China's market for electric cars is booming, but profits in the sector have been squeezed by intense competition between established firms and start-up rivals, as well as moves by Beijing to slash subsidies for the market.

The Shenzhen-based firm posted a 1.9 percent fall in third quarter net profit to 1.05 billion yuan ($150.97 million), down from 1.07 billion yuan a year earlier.

That was the smallest quarterly drop since the end of 2016, but it said 2018 profit would be between 2.73 billion yuan and 3.13 billion yuan, down as much as 32.94 percent.

First half profits at BYD, which makes battery electric and plug-in hybrid cars - as well as public transport vehicles and batteries - had plunged over 70 percent, hit by the drop-off in policy support for new energy vehicles (NEVs). The carmaker said then it hoped profitability would improve in the second half of the year.

Although sales of traditional petrol-engine cars have stalled, sales of NEVs have been buoyant in China, rising 81 percent in the first nine months of the year to 721,000 units, China's top auto industry body said this month.

BYD, whose models include the Tang series and plug-in hybrid EV model Qin, has been trying to shift to fully-electric vehicles but has faced battery shortages.

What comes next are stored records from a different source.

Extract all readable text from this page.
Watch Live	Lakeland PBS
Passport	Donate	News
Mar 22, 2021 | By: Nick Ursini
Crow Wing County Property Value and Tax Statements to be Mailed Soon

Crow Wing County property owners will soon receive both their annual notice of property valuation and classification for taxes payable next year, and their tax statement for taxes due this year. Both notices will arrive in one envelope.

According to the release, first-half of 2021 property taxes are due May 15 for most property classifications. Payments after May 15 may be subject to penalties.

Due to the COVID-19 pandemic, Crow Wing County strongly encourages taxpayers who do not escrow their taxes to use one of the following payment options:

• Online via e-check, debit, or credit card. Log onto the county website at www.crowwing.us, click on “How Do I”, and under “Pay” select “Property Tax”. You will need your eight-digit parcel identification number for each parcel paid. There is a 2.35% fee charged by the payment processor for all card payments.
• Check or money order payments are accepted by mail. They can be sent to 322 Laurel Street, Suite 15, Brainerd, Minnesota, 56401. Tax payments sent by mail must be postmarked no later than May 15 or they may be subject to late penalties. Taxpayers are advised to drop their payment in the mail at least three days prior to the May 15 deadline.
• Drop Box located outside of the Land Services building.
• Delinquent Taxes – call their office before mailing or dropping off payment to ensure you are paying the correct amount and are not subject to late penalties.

It is now building several new battery production bases to boost capacity.

Analysts also expect BYD's main local rivals Geely Automobile Holdings Ltd and Great Wall Motor Co Ltd to miss their full-year sales targets.

Great Wall reported a record quarterly sales drop on Friday, blaming the sharp slowdown in China's auto market that has spooked automakers and dealers alike.

Geely had reached just 72 percent of its annual sales target at the end of the third quarter, according to its sales report.

China's overall car sales fell 11.6 percent in September, the steepest monthly decline in nearly seven years, stoking concerns of a first annual market contraction in decades.